Успокоенно хихикает Клавдея.
- И правильно, Аля, ты их отваживай, а то повадились… Я тебе всегда говорила, они добра не ценят, у тебя же займут и тебя же ославят…
Альбина принимается убирать со стола, споласкивает и вытирает чашки, сметает крошки с клеенки. Клавдея наблюдает, когда же Альбина приберет деньги и будет ли пересчитывать. Но Альбина, вытирая клеенку тряпкой, обошла пачку мятых рублей и трешек. Клавдея выдумала себе какое-то срочное дело и умчалась, сгорая от нетерпения порассказать, какой театр опять устроила Альбина.
Пачка мятых рублевок и трешек лежит на клеенке. Хоть бы одна пятерочка просинела сквозь желтое и зеленое. Хоть бы сбегала дура на первый этаж, в буфет, поменяла бы на крупные, сбрехнула бы, что хахаль узнал, из-за чего сыр-бор, полез в бумажник - бери, милая Верочка…

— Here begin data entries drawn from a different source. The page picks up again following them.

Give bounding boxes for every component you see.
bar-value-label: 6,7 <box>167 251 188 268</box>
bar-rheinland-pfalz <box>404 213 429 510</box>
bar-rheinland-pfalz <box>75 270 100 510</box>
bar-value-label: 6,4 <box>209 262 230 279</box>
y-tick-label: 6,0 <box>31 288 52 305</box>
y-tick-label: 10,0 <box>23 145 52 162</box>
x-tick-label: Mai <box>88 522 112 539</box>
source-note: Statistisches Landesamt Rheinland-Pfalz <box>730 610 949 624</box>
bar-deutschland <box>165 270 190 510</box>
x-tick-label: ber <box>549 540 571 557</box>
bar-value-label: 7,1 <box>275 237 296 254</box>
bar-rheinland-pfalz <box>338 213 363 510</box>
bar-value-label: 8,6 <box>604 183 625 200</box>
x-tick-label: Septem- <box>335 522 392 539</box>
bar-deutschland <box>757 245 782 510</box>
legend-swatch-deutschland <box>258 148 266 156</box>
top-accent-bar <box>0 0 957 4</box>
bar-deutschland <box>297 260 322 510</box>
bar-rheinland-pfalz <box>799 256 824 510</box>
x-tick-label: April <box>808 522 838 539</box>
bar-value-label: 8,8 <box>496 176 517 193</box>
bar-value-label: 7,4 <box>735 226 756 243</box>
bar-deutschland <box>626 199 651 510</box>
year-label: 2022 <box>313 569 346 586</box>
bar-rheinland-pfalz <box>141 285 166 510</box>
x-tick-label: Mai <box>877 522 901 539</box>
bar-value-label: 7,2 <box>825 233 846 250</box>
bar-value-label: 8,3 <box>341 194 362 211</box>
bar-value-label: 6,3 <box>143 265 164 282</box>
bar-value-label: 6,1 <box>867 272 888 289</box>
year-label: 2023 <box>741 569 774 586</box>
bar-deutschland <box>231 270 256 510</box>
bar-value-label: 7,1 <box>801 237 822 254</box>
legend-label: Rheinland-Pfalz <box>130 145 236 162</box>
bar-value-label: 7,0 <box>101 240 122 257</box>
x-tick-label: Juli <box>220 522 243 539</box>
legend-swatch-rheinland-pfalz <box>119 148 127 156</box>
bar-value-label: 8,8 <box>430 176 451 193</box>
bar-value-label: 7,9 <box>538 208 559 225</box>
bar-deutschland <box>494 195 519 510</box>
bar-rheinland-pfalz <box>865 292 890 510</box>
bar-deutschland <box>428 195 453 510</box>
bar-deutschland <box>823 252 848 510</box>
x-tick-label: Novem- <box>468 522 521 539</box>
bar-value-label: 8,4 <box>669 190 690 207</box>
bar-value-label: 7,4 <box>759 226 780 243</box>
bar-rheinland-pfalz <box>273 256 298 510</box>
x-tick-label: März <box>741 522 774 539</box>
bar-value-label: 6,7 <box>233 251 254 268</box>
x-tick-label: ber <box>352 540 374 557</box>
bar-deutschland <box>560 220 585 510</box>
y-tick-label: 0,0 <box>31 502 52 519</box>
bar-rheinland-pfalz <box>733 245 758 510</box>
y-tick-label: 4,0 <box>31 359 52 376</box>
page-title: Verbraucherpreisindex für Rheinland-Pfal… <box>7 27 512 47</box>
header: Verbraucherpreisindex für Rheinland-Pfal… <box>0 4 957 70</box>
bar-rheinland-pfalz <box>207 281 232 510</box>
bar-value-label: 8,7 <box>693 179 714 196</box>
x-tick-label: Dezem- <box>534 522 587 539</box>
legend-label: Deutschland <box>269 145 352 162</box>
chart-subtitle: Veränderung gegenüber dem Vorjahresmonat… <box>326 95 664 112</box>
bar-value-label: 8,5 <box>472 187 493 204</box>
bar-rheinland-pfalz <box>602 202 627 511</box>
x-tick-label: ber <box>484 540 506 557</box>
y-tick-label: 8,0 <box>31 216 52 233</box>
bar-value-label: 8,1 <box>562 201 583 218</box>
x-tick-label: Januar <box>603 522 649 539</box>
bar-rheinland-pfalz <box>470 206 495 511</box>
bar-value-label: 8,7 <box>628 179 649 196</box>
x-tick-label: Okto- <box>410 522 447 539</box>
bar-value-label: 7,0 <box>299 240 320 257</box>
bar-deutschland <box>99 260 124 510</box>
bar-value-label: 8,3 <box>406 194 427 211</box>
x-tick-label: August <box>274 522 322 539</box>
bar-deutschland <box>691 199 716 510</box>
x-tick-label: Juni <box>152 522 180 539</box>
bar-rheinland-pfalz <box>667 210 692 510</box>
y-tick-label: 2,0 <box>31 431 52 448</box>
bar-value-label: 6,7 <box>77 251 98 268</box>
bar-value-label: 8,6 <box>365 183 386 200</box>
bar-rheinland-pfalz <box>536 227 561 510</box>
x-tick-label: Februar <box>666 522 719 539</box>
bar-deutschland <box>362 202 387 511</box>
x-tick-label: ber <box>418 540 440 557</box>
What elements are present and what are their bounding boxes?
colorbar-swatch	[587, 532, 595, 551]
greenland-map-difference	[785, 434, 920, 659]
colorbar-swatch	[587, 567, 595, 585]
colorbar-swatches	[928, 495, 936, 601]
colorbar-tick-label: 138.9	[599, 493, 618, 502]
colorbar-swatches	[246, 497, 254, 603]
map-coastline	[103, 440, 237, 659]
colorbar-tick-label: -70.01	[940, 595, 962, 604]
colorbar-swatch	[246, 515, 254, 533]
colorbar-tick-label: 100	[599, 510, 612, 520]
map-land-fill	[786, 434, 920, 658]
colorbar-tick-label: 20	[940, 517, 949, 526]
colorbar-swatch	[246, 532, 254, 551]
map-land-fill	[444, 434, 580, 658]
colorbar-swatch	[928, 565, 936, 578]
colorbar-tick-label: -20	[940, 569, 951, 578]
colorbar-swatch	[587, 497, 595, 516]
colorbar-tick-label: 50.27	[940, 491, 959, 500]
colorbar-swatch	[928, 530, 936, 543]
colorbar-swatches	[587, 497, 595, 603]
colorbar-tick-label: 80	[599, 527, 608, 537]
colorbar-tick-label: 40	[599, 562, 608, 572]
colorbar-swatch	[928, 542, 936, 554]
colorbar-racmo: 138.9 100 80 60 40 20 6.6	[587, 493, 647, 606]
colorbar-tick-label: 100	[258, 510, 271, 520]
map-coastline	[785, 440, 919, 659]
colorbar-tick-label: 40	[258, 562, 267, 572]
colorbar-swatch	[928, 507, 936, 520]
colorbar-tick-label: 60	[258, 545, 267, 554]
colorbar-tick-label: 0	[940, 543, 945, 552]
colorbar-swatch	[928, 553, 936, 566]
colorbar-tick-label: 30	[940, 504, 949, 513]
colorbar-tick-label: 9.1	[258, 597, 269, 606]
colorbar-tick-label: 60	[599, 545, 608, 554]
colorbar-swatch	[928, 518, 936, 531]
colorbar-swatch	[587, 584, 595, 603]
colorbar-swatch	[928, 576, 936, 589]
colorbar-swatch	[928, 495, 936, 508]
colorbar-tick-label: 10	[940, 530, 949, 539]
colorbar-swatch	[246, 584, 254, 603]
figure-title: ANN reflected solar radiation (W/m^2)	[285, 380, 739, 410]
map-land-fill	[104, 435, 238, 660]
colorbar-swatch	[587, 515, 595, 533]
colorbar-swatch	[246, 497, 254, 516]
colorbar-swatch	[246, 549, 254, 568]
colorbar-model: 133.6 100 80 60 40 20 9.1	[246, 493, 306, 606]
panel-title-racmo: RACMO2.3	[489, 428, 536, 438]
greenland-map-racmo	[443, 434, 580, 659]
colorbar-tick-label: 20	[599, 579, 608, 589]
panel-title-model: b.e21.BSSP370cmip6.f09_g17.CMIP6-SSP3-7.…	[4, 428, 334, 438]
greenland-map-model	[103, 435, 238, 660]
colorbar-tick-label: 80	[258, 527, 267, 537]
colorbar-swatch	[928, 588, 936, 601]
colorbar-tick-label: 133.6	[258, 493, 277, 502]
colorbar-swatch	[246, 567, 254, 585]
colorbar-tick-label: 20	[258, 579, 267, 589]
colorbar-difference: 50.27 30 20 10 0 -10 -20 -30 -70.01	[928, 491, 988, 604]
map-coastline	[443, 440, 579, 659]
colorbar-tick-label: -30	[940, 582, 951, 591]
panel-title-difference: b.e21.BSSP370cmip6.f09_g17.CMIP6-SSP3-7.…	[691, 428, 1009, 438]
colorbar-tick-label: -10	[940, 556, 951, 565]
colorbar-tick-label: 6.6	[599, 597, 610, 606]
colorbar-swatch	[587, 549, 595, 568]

Под дверью звякает ведро, шлепает швабра, без стука заглядывает уборщица общежития тетя Маня.
- Альбиночка, ты спишь? - тетя Маня входит, вытирая руки о халат и зорким глазом мечет в пачку денег на столе. - Беда у меня, Альбиночка, даже не знаю, с чего начать… - Тетя Маня присаживается к столу и начинает рассказывать долгую историю про сына: как он взял покататься чужой мотоцикл, поехал, а тут откуда ни возьмись самосвал. У тети Мани все рассказы про сына, известного в поселке пьяницу и лодыря, состоят из горькой капли истины и большой бочки небылиц, придумываемых ею в оправдание сидящего у нее на шее ненаглядного сорокалетнего дитяти.
Альбина слушает тетю Маню внимательно и терпеливо, переспрашивает, качает головой, сочувствует и негодует. Она знает, человеку в горе надо выговориться до конца.
- Платить придется, - таков обычный конец рассказов тети Мани. - Сто рублей. Альбиночка, милая, выручи. Сколько можешь!
- Возьми на столе, - говорит Альбина. - Там пятьдесят, больше у меня нет. Только ты пересчитай.
Тетя Маня обрадованно цапает пачку, мусолит бумажки искривленными, опухшими в суставах пальцами.
- Пятьдесят, тютелька в тютельку. Век тебе не забуду. Добрая ты, Альбиночка, уж такая добрая…
- Ладно, ладно, - грубо обрывает старуху Альбина. - Я спать хочу.
Выпроводив тетю Маню, она стелет постель, ложится, и сразу же на нее накидываются неотвязчивые мысли: «Не так я живу, не так… Надо все переменить, не дергаться по пустякам, сначала сосчитать до десяти, потом выступать…»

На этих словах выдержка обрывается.